In Service To My CERN
The other day I introduced one friend of mine to another. He asked her the obligatory “what do you do at CERN?” question. She answered that she was working on liquid argon calorimeter calibration. To which my friend promptly asked her, “No, what do you really do for CERN?” She answered without skipping a beat that she was working on Higgs to di-gluon.
There is this double life going on everywhere at CERN. As the accelerator comes closer and closer to being turned on, people are anxiously awaiting the real physics to begin. In the meantime, people are busying themselves working on hardware and calibrations.
This is not solely an artifact of timing, however. Historically in physics, one has to put in their service time before getting their hands on the real deal.

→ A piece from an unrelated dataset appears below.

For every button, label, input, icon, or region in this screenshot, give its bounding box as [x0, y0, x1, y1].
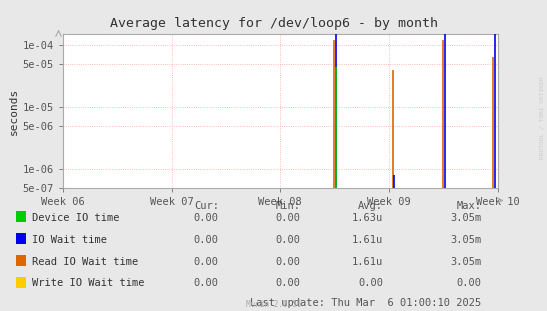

With big research projects, it takes a multiplicity of different tasks to keep the whole experiment running smoothly, not all of which are entirely glamorous. All of them are entirely necessary, though, and it takes a physicist to carry them out.
So the culture of service time gained momentum, and it really is a meritorious concept given the fact that each physicist benefiting from the use of such highly complicated machinery should have some hand in building it.
The time for service work is drawing to a close at CERN, and soon the real physics will begin with the turning on of the accelerator. However, if it were not for the completion of the service work, we would certainly never see that exhilarating day.
-Julia
Posted: July 23rd, 2007 under Uncategorized.